When Rafael, or “Raffi,” was nine-years-old, he coined the term, “tomgirl.” The girls and boys at his school were very sports-focused, but Raffi was not one for noise and rough play. He often felt at odds with the other children in the schoolyard, so he learned to knit – an activity he could do by himself on his long bus ride home. The other kids looked at him strangely and began to tease him for having a “girl’s hobby.”
Raffi soon went home to ask his mom if there was such a thing as a “tomgirl.”
Craig Pomranz is Raffi’s godfather and first-time author of Made by Raffi, a children’s novel about the boy – who is now applying to post-secondary schools – who was teased for doing something not typically associated with young male behaviour: Knitting.
“I wrote the book to support young girls and boys who are perceived as ‘different’ because of their appearance or hobbies,” Pomranz said.
“Some parents would be distraught hearing their child feels different. Raffi’s mom was worried that he was unhappy, but did not become upset in front of him. She simply told Raffi to be himself. I think Raffi coined the word, ‘tomgirl,’ which really surprised us. But, his mom was calm and encouraging and explained that she loved him unconditionally and that he is his own very special person,” he added.
In Made by Raffi, the main character receives outstanding support from his family to continue knitting, so he begins to make things for everyone – from a birthday gift for his father to costumes for a school play.
Pomranz wants to emphasize that in the short story, Raffy is not a victim.
“In fact, his being true to himself and helps everyone to eventually respect him for who he is,” Pomranz said. “Now, he has a lot more self confidence,” he added.
Taking inspiration from his godson’s story, Pomranz also lets his own experiences with bullying and teasing shine through in his book. As a kid, Pomranz said he felt like an outsider because he liked to sing and dance and as he grew older, he worked so much.
“I learned early on how to be myself, but it was sometimes lonely,” Pomranz said.
Teasing can be a part of growing up (I have some stories), but it can also have negative impacts on a person’s self-esteem. Trying to understand how we are as individuals and accepting ourselves while trying to fit in at the same time can be very challenging.
“Are we tall enough? Do we wear the right clothing? Is my nose too big?” Pomranz asked.

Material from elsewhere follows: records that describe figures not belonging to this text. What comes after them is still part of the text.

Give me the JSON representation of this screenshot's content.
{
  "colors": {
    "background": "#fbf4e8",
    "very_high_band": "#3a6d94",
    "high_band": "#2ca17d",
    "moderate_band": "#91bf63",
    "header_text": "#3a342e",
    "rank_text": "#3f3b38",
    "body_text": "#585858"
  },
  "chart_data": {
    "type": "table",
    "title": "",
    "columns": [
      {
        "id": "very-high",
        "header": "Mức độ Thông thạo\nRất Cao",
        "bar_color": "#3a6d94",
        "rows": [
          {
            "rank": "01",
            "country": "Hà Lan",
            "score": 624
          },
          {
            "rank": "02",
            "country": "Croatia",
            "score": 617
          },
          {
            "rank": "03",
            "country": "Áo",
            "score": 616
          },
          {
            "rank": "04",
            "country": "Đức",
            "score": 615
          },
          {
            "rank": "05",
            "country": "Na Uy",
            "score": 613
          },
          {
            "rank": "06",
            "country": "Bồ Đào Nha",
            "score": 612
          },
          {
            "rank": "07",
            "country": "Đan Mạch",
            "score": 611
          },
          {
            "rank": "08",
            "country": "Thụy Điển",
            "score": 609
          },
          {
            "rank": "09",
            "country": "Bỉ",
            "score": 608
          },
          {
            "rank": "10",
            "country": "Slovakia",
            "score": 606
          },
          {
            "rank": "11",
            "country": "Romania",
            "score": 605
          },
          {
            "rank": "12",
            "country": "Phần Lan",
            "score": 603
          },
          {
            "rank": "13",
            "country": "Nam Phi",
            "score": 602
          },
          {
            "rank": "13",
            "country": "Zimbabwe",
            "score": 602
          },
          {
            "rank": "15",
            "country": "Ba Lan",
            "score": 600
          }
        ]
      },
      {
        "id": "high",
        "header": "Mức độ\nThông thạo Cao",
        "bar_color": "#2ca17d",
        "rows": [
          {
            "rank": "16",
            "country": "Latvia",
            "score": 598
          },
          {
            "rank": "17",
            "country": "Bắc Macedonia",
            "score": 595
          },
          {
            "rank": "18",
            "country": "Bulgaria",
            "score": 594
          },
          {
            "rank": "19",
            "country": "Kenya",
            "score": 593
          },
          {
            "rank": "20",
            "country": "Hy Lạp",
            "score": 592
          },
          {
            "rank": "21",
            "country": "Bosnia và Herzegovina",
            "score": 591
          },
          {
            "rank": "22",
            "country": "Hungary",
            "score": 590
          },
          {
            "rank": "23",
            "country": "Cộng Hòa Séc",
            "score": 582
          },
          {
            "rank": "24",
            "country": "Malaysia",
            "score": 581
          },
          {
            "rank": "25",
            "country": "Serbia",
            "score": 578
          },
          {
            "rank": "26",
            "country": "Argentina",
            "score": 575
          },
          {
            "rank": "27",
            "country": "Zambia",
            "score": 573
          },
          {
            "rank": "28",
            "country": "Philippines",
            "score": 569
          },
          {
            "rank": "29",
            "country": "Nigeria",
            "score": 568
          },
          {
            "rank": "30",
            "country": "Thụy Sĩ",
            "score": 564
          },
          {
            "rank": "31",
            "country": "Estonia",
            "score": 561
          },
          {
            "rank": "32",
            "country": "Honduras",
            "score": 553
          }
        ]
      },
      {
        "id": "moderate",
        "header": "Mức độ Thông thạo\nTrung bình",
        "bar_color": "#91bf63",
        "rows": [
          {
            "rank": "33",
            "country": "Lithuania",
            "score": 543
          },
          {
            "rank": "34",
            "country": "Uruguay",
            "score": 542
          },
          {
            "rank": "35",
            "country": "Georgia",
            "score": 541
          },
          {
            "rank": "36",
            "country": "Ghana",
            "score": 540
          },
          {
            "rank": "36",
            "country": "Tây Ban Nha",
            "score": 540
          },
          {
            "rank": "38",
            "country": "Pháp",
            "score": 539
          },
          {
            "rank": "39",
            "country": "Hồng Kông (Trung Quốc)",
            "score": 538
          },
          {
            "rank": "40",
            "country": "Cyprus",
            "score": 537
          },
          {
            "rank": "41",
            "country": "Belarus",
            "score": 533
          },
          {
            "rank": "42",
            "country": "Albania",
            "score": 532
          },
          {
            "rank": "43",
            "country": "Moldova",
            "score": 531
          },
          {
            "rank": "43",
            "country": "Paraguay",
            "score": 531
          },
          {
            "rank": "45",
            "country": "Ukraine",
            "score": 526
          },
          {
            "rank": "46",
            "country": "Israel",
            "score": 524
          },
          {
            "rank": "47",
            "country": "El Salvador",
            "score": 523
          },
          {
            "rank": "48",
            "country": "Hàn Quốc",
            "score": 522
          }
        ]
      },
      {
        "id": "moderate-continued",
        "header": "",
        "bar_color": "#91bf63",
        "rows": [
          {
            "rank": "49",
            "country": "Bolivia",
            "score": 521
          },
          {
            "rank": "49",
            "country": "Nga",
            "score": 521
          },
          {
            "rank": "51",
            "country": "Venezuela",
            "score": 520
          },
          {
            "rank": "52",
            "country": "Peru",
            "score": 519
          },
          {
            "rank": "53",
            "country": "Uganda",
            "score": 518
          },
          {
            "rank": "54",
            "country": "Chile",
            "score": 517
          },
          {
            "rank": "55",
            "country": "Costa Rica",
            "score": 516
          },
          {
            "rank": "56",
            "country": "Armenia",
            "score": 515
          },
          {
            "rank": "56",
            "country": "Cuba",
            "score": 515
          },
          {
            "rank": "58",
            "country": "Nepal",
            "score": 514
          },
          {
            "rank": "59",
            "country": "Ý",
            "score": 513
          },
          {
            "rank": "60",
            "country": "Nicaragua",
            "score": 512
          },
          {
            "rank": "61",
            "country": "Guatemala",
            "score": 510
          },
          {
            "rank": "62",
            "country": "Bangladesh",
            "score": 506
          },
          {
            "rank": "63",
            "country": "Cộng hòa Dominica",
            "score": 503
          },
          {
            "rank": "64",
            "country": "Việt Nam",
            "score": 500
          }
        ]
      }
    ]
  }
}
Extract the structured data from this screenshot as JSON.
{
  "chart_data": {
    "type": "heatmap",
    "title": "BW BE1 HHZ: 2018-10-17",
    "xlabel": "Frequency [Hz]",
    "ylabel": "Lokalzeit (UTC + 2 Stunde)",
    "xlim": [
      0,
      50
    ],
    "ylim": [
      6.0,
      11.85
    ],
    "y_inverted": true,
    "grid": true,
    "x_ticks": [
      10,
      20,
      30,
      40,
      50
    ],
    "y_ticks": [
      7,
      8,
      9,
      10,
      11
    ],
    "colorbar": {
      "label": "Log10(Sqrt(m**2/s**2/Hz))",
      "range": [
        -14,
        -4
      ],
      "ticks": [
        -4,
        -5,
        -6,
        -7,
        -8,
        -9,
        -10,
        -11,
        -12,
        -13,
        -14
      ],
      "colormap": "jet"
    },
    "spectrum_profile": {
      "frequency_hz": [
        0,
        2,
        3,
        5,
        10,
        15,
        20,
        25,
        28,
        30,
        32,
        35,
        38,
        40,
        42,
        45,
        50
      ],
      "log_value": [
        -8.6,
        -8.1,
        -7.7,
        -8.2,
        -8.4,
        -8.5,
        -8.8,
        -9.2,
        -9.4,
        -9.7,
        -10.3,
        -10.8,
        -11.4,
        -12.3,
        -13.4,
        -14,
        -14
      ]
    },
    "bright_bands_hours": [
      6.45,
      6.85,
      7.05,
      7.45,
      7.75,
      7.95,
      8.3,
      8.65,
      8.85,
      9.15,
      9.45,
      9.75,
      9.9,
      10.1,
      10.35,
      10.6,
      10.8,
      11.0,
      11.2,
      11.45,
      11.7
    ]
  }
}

“Made by Raffi is an example of embracing one’s individuality. Especially now, it is so easy to bully others on the Internet. It is also so important to talk about bullying and understand the consequences of the behaviour,” he added.
Pomranz identified why it’s so important to bring awareness to the struggles young boys may experience about their identities: So much is lost when boys are encouraged to be tough and avoid untraditional activities.
“How many great artists, writers, dancers have never been encouraged to reach their potential? The human cost is great — little boys who don’t care so much about sports or hide their hobbies live in shame and think something is wrong with them, as Raffi did,” Pomranz said.
“There is also misogyny built into the system. A tomboy is perceived as assertive, athletic, strong and when she is young, even celebrated. Girls want to be like boys, but no boy would want to be like a girl. Unacceptable! I think all boys and girls struggle with identity, and adults do too, as they try to conform unnecessarily,” he added.
Pomranz wants Made by Raffi to be a light-hearted way for parents and teachers to start a serious conversation. First, he encourages others to find strategies to fight peer pressure and second, to remember kindness and compassion when facing someone who is “othered.”
“You have to start young with this message. It is a habit best inculcated at an early age,” Pomranz said.